Ich hörte das Rücken von Stühlen. Schritte entfernten sich, eine Tür knarrte. Dann fiel sie ins Schloss.
Sekunden später fiel etwas anderes. Ein Schuss.
Er war nicht sehr laut. Offenbar kam er aus einer mit Geräuschdämpfer versehenen Waffe. Ganz sicher war der Schuss in der Mansardenwohnung abgefeuert worden. Ich bewegte mich so rasch auf das offene Fenster zu, wie es mit meiner Sicherheit in Einklang zu bringen war. Ich sprang ins Innere des erleuchteten Zimmers. Ich nahm mir nicht viel Zeit, die schäbige Einrichtung zu mustern. Mit wenigen Schritten war ich an der Tür. Ich wollte sie öffnen, aber die klemmte. Von außen drückte etwas gegen die Tür. Ich stemmte mich dagegen und hatte Erfolg. Ich sah, was ich beiseitegeschoben hatte. Es war Ronny Wilson.
Er lag auf dem Rücken, mit weit aufgerissenen Augen. Eine Hand hatte er in Höhe des Herzens in den Anzug verkrallt.
Er lebte noch.
Der Ausdruck seiner Augen und die Lage der Schusswunde ließen mich vermuten, dass ihm nicht mehr viel Zeit blieb.
Ich kniete neben ihm nieder. Er wandte den Kopf und erkannte mich. Irgendetwas zerrte an meiner Kehle, als ich sah, dass er matt lächelte.
„Sie haben mich gewarnt, Hill“, brachte er mühsam und kaum hörbar hervor. „Es ist nicht Ihre Schuld!“
„Sprechen Sie kein Wort zu viel!“, sagte ich und beugte mich zu ihm hinab. „Wer war es?“
Ein dumpfes Stöhnen war die einzige Antwort.

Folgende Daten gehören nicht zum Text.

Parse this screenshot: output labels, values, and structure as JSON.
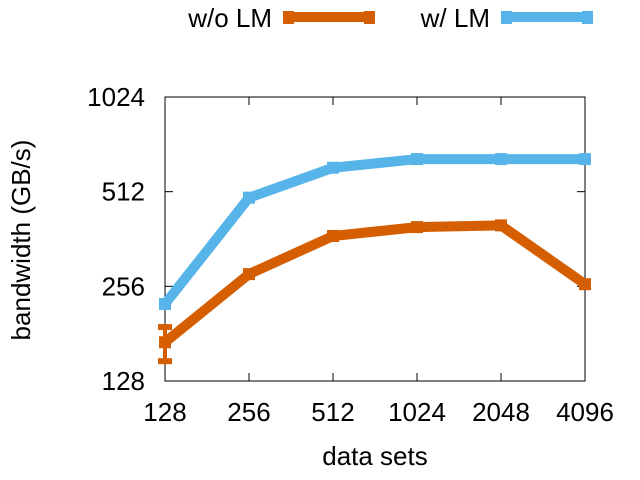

Er schien plötzlich Schmerzen zu empfinden. Ich streifte meine Jacke ab, rollte sie zusammen und schob sie unter seinen Kopf. Als ich den Kopf losließ, rollte er zur Seite. Ich sah, dass der Ausdruck der Augen sich verändert hatte. Sie sahen so starr und gläsern aus, als wären sie aus bemaltem Porzellan.
Ich begriff, dass diese Augen nichts mehr sahen. Ronny Wilson war tot.